M. Prénom glanced at Mme Sans-Couleur. “Of course,” she said, “but we shall be leaving quite soon.” A coded message to the patron to be less languid.

M. Sans-Couleur bustled out of the pizzeria and returned with Claudette, M. Prénom’s neglected wife. A tiny shaft of pain traversed the regions of his husbandly stomach when he saw Claudette was wearing a wafty full-length dress – could it really be Versace? – he had no idea she owned. Where had she found the money? Not from M. Sans-Couleur who was notoriously mean. M. Prénom’s mind flitted through meals he had eaten at home over the past year; had there been economies which had saved the necessary cash? But then Claudette had always been a lousy cook and any shortfall would not have been noticed.

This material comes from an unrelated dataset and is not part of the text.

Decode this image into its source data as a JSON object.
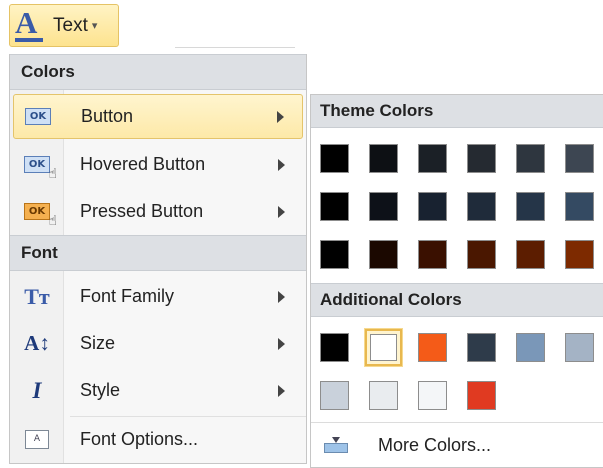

Nods were thought appropriate greeting under the circumstances and for several seconds the gathering resembled a Japanese art-house movie. In a loud voice M. Sans-Couleur ordered two gins-and tonic and was rewarded with a look of pure venom by the patron.

You pay local taxes at the Trésor Publique

Their two tables were consecutively positioned and it was quickly evident that even the most furtively whispered conversation would be audible. This led to briskly clear exchanges about absolutely nothing: car service intervals, rudeness at the Trésor Publique and PSG’s inexplicable inability to score goals. Despite the banality of this talk maintaining the flow proved exhausting and an increased consumption of red wine.

Finally, and quite accidentally, Mme Sans Couleur averred that petunias made perfect bedding plants and Claudette’s eyebrows – plucked for the occasion – rose in thin arches. From then on the two women were lost to gardening babble and the hosts could sit back in silence and drink even more heavily.

When M. Prénom finally paid his bill (the others were still waiting for their flank steaks) the two men wished each other a gruff “Au ’voir” and the two women nodded, smiling with horticultural fervour.

Mme Sans-Couleur sat motionless at the Citroen’s steering wheel, perhaps waiting until the nearest of the three tyre-processing plants stopped rotating in space. Now she started the engine. “You know, chérie, they will be ages. We would have time to visit our little nest.”

It took M. Prénom a while to acknowledge the meal they had just eaten was intended to celebrate physical needs they had sated over the years with each other. His mind was on other things, or one thing in particular. That dress! Its style. Its cost. Its mysterious acquisition. And the way it had hugged Claudette’s derrière over a contour he’d never known existed. He kissed Mme Sans-Couleur with more force than he’d intended, dimly aware of a decision he might well articulate quite soon.